Pharrell deals with the legacy of one of his biggest hits in an interview for the cover of GQ's New Masculinity issue, out today. He brings "Blurred Lines" up of his own accord when chatting about wearing clothes designed for women. He says he was "born in a different era" and recalls a time when everything from adverts to song lyrics were different. Moving on to his own material, Pharrell said: "Some of my old songs, I would never write or sing today. I get embarrassed by some of that stuff. It just took a lot of time and growth to get to that place.”
It was his mega-hit with Thicke, specifically the backlash to it, that led Pharrell to that point. “I think ‘Blurred Lines’ opened me up," he said. "I didn’t get it at first. Because there were older white women who, when that song came on, they would behave in some of the most surprising ways ever. And I would be like, ‘Wow.’ They would have me blushing. So when there started to be an issue with it, lyrically, I was, like, ‘What are you talking about?’ There are women who really like the song and connect to the energy that just gets you up. And I know you want it — women sing those kinds of lyrics all the time. So it’s like, What’s rapey about that?

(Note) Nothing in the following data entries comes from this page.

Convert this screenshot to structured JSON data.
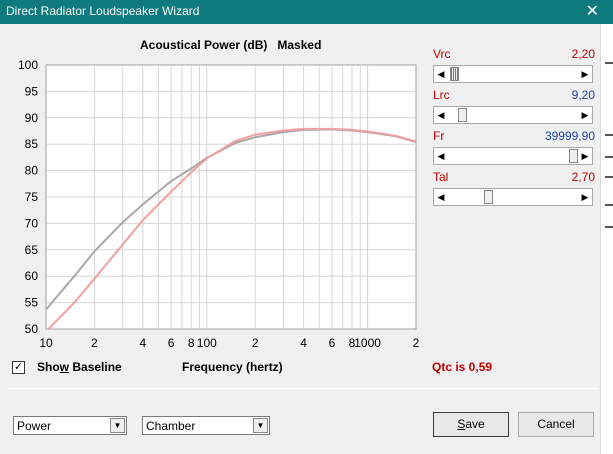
{
  "window": {
    "title": "Direct Radiator Loudspeaker Wizard"
  },
  "chart_header": {
    "left": "Acoustical Power (dB)",
    "right": "Masked"
  },
  "chart_data": {
    "type": "line",
    "title": "Acoustical Power (dB)",
    "xlabel": "Frequency (hertz)",
    "ylabel": "",
    "xscale": "log",
    "xlim": [
      10,
      2000
    ],
    "ylim": [
      50,
      100
    ],
    "grid": true,
    "y_ticks": [
      "100",
      "95",
      "90",
      "85",
      "80",
      "75",
      "70",
      "65",
      "60",
      "55",
      "50"
    ],
    "x_ticks": [
      {
        "value": 10,
        "label": "10"
      },
      {
        "value": 20,
        "label": "2"
      },
      {
        "value": 40,
        "label": "4"
      },
      {
        "value": 60,
        "label": "6"
      },
      {
        "value": 80,
        "label": "8"
      },
      {
        "value": 100,
        "label": "100"
      },
      {
        "value": 200,
        "label": "2"
      },
      {
        "value": 400,
        "label": "4"
      },
      {
        "value": 600,
        "label": "6"
      },
      {
        "value": 800,
        "label": "8"
      },
      {
        "value": 1000,
        "label": "1000"
      },
      {
        "value": 2000,
        "label": "2"
      }
    ],
    "series": [
      {
        "color": "#a8a8a8",
        "x": [
          10,
          15,
          20,
          30,
          40,
          60,
          80,
          100,
          150,
          200,
          300,
          400,
          600,
          800,
          1000,
          1500,
          2000
        ],
        "y": [
          53.7,
          60.0,
          64.7,
          70.2,
          73.6,
          78.0,
          80.4,
          82.4,
          85.2,
          86.3,
          87.3,
          87.7,
          87.8,
          87.6,
          87.3,
          86.5,
          85.4
        ]
      },
      {
        "color": "#f0a0a0",
        "x": [
          10,
          15,
          20,
          30,
          40,
          60,
          80,
          100,
          150,
          200,
          300,
          400,
          600,
          800,
          1000,
          1500,
          2000
        ],
        "y": [
          49.5,
          55.0,
          59.5,
          66.0,
          70.6,
          76.0,
          79.7,
          82.3,
          85.6,
          86.8,
          87.6,
          87.9,
          87.9,
          87.7,
          87.4,
          86.6,
          85.5
        ]
      }
    ]
  },
  "baseline": {
    "label": "Show Baseline",
    "checked": "✓"
  },
  "xaxis_caption": "Frequency (hertz)",
  "qtc_text": "Qtc is 0,59",
  "sliders": [
    {
      "name": "Vrc",
      "value": "2,20",
      "value_color": "red",
      "level": 0.02,
      "thumb": "hatched"
    },
    {
      "name": "Lrc",
      "value": "9,20",
      "value_color": "blue",
      "level": 0.08,
      "thumb": "plain"
    },
    {
      "name": "Fr",
      "value": "39999,90",
      "value_color": "blue",
      "level": 1.0,
      "thumb": "plain"
    },
    {
      "name": "Tal",
      "value": "2,70",
      "value_color": "red",
      "level": 0.3,
      "thumb": "plain"
    }
  ],
  "combos": [
    {
      "value": "Power"
    },
    {
      "value": "Chamber"
    }
  ],
  "buttons": {
    "save": "Save",
    "cancel": "Cancel"
  }
}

And then I realized that there are men who use that same language when taking advantage of a woman, and it doesn’t matter that that’s not my behavior. Or the way I think about things. It just matters how it affects women. And I was like, ‘Got it. I get it. Cool.’ My mind opened up to what was actually being said in the song and how it could make someone feel. Even though it wasn’t the majority, it didn’t matter. I cared what they were feeling too. I realized that we live in a chauvinist culture in our country. Hadn’t realized that. Didn’t realize that some of my songs catered to that. So that blew my mind.”